Marcus tertawa mendengar jawaban adiknya. "Kate!"

"Iya."

"Menurutmu bagaimana kalau seorang dosen menyukai mahasiswi?" tanya Marcus setelah menyeruput teh yang sudah mulai dingin.

Katerine memiringkan kepala dan berpikir. "Aku pernah baca tentang itu. Menurutku tidak masalah selama mereka saling mencintai." Katerine memasang picingan curiga. "Jangan bilang kau menyukai mahasisiwimu sendiri?" tebak gadis itu.

Marcus tidak menjawab. Lelaki itu menarik napas panjang, mengambil sebanyak mungkin udara musim semi dan masuk ke dalam paru-paru.

Katerine memandangi kakaknya dari samping. Dia teringat terakhir kali Marcus jatuh cinta saat masih duduk di secondary school. Ketika lelaki menyukai seorang perempuan, pasti akan berusaha mendapatkannya. Namun, berbeda dengan cara Marcus. Dia memilih untuk menarik hati perempuan dengan alami dan prestasi yang dia miliki. Dia berpegang pada nasihat Aldrick bahwa perempuan akan mendekati ketika seorang lelaki berkualitas. Oleh karena itu, dia kerap kalah langkah oleh lelaki lain. Perempuan yang disukainya sudah lebih dulu dipikat oleh pria lain.
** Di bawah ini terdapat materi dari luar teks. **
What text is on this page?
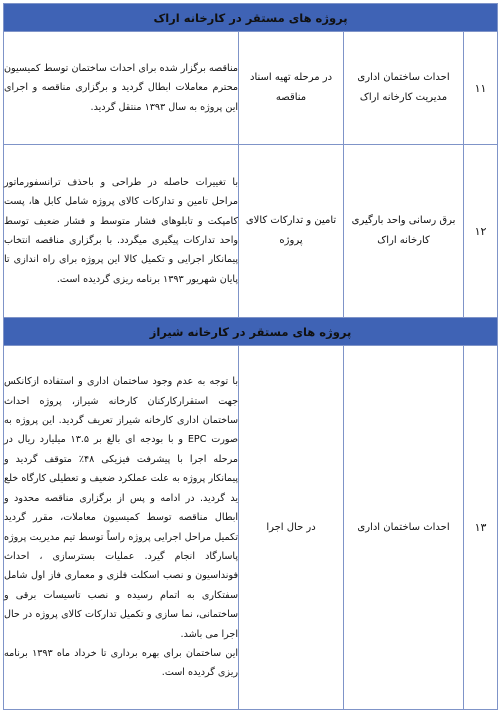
پروژه های مستقر در کارخانه اراک			
۱۱	احداث ساختمان اداری مدیریت کارخانه اراک	در مرحله تهیه اسناد مناقصه	مناقصه برگزار شده برای احداث ساختمان توسط کمیسیون محترم معاملات ابطال گردید و برگزاری مناقصه و اجرای این پروژه به سال ۱۳۹۳ منتقل گردید.
۱۲	برق رسانی واحد بارگیری کارخانه اراک	تامین و تدارکات کالای پروژه	با تغییرات حاصله در طراحی و باحذف ترانسفورماتور مراحل تامین و تدارکات کالای پروژه شامل کابل ها، پست کامپکت و تابلوهای فشار متوسط و فشار ضعیف توسط واحد تدارکات پیگیری میگردد. با برگزاری مناقصه انتخاب پیمانکار اجرایی و تکمیل کالا این پروژه برای راه اندازی تا پایان شهریور ۱۳۹۳ برنامه ریزی گردیده است.
پروژه های مستقر در کارخانه شیراز			
۱۳	احداث ساختمان اداری	در حال اجرا	با توجه به عدم وجود ساختمان اداری و استفاده ازکانکس جهت استقرارکارکنان کارخانه شیراز، پروژه احداث ساختمان اداری کارخانه شیراز تعریف گردید. این پروژه به صورت EPC و با بودجه ای بالغ بر ۱۳.۵ میلیارد ریال در مرحله اجرا با پیشرفت فیزیکی ۴۸٪ متوقف گردید و پیمانکار پروژه به علت عملکرد ضعیف و تعطیلی کارگاه خلع ید گردید. در ادامه و پس از برگزاری مناقصه محدود و ابطال مناقصه توسط کمیسیون معاملات، مقرر گردید تکمیل مراحل اجرایی پروژه راساً توسط تیم مدیریت پروژه پاسارگاد انجام گیرد. عملیات بسترسازی ، احداث فونداسیون و نصب اسکلت فلزی و معماری فاز اول شامل سفتکاری به اتمام رسیده و نصب تاسیسات برقی و ساختمانی، نما سازی و تکمیل تدارکات کالای پروژه در حال اجرا می باشد.
این ساختمان برای بهره برداری تا خرداد ماه ۱۳۹۳ برنامه ریزی گردیده است.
Marcus memandangi langit malam lagi setelah menghabiskan teh yang ada di dalam cangkirnya. Dia berharap dapat memiliki apa yang diinginkannya, meskipun dia sadar ada satu-dua hal yang tidak dapat tergapai dalam waktu bersamaan. Namun, dia percaya selama yang diharapkannya itu masih berada di bawah langit yang sama. Tuhan akan menumbuhkan harapan itu lagi ketika mulai redup dari pikiran sehingga membuat dia kembali bersemangat untuk berharap.

Marcus dan Alexa berada di bawah langit yang sama dan memandang langit yang sama pula. Mungkin titik yang sama meski dengan harapan dan perasaan yang berbeda.

Kita tidak tahu apa yang terjadi ke depan. Yang kita tahu adalah menggapai harapan dan mimpi yang kita buat. Itu yang dilakukan Marcus dan Alexa meskipun dengan cara yang berbeda.